Could I reprogram my mind? Could I hack into the source code and change the way my mind worked? Was there an algorithm for recovery? I began to look for “mind hacks,” techniques to identify and reprogram my problem thinking. I scoured textbooks of psychology, neuroscience, and computer science. I immersed myself in the latest research. I collected techniques from the greatest minds in history, from Albert Einstein to Benjamin Franklin to Nikola Tesla.
My goal was to create a formula, a collection of specific exercises—things I could do and measure —that would allow me to debug my problem thinking, then write powerful new code to rocket my life into exciting new orbits. As I practiced these mental exercises day after day, I found that not only was I staying sober but my mind was getting better . Like the world-expanding moments I had experienced with technology, my mind itself was expanding, and so was my life.
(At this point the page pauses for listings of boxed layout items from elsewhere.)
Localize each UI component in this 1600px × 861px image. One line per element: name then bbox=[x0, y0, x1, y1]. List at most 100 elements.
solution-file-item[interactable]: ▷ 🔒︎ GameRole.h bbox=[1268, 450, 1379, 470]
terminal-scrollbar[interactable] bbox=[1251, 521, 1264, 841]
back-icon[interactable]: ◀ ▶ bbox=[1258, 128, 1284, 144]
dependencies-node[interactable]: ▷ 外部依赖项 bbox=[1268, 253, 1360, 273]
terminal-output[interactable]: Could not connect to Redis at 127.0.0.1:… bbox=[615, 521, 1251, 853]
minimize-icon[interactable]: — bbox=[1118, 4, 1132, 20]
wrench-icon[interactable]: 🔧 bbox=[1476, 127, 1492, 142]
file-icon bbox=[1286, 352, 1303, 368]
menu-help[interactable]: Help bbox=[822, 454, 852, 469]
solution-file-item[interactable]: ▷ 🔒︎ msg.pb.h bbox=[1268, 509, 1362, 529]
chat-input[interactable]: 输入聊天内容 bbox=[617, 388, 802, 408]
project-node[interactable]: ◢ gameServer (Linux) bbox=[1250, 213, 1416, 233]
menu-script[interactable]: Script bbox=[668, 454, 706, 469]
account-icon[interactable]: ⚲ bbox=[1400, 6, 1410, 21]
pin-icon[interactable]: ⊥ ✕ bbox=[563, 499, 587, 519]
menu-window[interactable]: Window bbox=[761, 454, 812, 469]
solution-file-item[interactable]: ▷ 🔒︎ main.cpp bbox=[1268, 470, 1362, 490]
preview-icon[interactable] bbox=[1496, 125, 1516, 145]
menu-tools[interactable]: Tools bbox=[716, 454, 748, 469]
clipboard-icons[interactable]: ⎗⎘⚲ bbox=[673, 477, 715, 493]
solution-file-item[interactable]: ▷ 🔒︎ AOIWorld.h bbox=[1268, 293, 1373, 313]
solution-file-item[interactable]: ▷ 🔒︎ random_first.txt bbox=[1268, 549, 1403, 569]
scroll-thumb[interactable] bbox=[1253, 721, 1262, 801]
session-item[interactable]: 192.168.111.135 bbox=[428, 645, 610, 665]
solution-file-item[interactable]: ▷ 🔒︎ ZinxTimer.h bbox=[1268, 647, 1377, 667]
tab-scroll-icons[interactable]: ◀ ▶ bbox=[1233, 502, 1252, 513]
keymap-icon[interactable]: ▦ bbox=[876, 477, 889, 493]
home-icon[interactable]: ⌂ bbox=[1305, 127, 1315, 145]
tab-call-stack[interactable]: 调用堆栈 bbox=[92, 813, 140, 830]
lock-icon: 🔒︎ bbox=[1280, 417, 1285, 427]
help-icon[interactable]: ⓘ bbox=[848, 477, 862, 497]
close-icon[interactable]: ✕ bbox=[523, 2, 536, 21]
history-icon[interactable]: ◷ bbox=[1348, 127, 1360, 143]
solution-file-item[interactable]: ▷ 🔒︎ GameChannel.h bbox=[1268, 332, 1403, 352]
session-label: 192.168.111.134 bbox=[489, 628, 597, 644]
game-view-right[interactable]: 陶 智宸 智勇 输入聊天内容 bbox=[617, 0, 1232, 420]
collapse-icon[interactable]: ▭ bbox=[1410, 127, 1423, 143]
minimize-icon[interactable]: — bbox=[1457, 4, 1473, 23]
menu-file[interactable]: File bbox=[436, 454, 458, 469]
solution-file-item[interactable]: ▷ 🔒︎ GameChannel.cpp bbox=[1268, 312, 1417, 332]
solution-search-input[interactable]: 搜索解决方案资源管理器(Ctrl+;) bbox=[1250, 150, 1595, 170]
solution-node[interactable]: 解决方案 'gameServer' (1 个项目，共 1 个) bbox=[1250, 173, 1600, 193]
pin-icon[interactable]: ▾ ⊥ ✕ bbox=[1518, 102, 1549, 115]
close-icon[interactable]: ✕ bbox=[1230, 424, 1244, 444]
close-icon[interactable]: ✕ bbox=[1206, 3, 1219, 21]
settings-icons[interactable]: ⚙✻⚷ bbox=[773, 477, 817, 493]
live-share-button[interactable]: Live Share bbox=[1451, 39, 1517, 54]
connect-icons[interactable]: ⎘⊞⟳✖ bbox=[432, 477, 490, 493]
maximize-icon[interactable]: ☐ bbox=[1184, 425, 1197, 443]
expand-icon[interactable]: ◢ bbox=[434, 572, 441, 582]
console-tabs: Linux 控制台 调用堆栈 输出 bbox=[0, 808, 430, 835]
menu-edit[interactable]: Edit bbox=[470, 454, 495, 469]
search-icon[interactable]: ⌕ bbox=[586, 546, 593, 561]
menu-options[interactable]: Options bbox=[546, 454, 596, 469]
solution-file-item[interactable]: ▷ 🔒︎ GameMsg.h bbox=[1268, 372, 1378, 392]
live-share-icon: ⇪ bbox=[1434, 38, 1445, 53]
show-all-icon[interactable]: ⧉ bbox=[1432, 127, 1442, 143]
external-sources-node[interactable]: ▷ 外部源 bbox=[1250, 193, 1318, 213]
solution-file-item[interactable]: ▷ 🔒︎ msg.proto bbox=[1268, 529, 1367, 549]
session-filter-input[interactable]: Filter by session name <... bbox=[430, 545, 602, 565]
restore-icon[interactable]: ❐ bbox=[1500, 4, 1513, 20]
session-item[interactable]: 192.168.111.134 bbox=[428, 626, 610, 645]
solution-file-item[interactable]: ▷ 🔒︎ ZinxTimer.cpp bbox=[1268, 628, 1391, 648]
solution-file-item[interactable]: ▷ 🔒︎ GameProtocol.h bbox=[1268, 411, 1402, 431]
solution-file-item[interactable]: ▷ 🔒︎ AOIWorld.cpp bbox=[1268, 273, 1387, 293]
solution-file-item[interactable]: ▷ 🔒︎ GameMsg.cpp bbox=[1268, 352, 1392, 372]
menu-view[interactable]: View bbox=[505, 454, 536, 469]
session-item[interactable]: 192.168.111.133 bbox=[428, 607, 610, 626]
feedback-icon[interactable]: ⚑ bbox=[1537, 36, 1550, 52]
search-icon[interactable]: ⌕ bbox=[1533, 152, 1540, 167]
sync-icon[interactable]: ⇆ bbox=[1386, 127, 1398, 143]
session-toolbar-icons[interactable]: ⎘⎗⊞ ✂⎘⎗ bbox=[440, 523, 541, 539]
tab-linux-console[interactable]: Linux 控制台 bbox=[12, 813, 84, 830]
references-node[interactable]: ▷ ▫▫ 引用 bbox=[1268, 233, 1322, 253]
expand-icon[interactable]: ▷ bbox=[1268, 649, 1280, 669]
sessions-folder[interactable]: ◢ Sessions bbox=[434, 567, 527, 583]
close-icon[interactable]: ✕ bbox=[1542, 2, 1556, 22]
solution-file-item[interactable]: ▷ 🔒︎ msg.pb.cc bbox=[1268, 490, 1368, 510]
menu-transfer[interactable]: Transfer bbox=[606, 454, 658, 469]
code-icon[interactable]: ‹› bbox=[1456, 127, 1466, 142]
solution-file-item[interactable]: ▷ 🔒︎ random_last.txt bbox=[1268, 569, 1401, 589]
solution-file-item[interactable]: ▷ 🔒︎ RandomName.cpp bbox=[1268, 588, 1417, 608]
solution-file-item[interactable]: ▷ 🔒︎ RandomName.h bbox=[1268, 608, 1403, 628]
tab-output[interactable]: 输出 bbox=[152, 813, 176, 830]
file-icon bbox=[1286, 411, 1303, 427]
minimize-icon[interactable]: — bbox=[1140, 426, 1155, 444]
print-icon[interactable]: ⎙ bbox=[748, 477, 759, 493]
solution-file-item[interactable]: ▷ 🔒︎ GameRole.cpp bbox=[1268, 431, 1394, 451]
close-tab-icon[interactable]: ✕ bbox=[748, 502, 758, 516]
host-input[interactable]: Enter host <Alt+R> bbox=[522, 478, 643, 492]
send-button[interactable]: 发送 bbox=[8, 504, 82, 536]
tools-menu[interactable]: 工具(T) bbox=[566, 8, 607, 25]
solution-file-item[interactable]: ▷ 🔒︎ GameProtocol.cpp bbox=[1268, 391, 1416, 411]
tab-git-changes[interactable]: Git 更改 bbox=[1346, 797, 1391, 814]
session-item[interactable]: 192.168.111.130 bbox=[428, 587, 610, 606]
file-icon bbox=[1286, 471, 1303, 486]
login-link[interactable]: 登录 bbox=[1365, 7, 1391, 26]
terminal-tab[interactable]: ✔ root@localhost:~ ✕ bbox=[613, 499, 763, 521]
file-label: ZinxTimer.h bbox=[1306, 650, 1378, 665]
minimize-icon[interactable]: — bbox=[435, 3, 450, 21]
Years later, I come to you with a powerful message of hope. Not only have I become healthy, wealthy, and wise, but I have become friends with my own mind . I am happily married, a successful entrepreneur, surrounded by amazing friends. My life is rich in every sense of that word, and growing richer by the day. I want to share with you what I’ve found.
Think of the problems you’re facing in your life—whether that’s work, finances, health, relationships, kids—and reflect on how much time you spend thinking about them. If you hate that sense of obsessive worry and anxious doubt, then mind hacking is for you. You’ll learn how to debug the negative thought loops that are keeping you stuck, to untangle your spaghetti mess of thinking.
Alternately, think of your goals and dreams, whether they are finding happiness, building relationships, achieving success, growing rich, or mastering the game of life (actual life, not the board game). Mind hacking teaches you how all these things begin in your mind and how you can reprogram your thinking to get there, to soak up the best things that life has to offer.
This is not just a book about overcoming addiction; it’s a book about overcoming your mental limitations . You’re about to learn powerful techniques that can help you accomplish anything you can imagine, whether that’s losing weight, changing habits, starting a business, finding love, or building wealth. Your mind holds incredible untapped potential; get ready to learn how to unlock it.